Fundamentally, the case comes to this: Appellant became unemployed because his union ordered a strike and he is bound by its action even though he did not actually consent to it and could not personally participate in it. In Prentice Unemployment Compensation Case, 161 Pa. Superior 630, 637, 56 A. 2d 295, Judge Dithrich tersely stated the controlling principle: ". . . a person cannot claim the advantages of his voluntary acts, in this case joining the union, without at the same time assuming responsibility for their natural and probable consequences." See also Curcio Unemployment Compensation Case, 165 Pa. Superior Ct. 385, 68 A. 2d 393.
Decision affirmed.
Act of 1943: "Every mine foreman, assistant mine foreman or fire boss, . . . shall represent the Commonwealth in the coal mine or colliery in which he is employed and be deemed to be an officer of the Commonwealth in enforcing the . . . Mining Laws and performing his duties thereunder. . . ."

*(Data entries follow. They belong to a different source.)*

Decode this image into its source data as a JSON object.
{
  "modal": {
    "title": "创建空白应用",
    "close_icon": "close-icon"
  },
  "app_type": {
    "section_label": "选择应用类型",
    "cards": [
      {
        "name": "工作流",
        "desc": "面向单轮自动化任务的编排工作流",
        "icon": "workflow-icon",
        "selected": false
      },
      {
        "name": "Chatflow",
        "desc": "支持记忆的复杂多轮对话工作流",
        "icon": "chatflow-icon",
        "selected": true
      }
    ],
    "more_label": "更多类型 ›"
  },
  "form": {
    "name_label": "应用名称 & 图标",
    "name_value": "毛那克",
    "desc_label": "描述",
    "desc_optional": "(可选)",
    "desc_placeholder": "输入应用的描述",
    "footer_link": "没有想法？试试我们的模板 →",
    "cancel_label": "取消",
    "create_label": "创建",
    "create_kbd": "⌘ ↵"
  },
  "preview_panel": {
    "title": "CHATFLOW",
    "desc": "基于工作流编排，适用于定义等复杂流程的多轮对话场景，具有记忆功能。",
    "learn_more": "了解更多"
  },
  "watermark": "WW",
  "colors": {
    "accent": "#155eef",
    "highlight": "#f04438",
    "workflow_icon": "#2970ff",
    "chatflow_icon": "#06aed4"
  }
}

Act of 1947: "No public employe shall strike and no person exercising any authority, supervision or direction ¡oyer any public employe shall have the power to authorize, approve or consent to. a strike by one or more public employes."
Appellant does not claim that had he resigned from the Union after his promotion he could not have rejoined it after he again became a rank and file miner.
If the United Mine Workers followed conventional union practice, a portion of appellant's dues were used to finance the strike. To that extent he supported a strike in which he could not participate.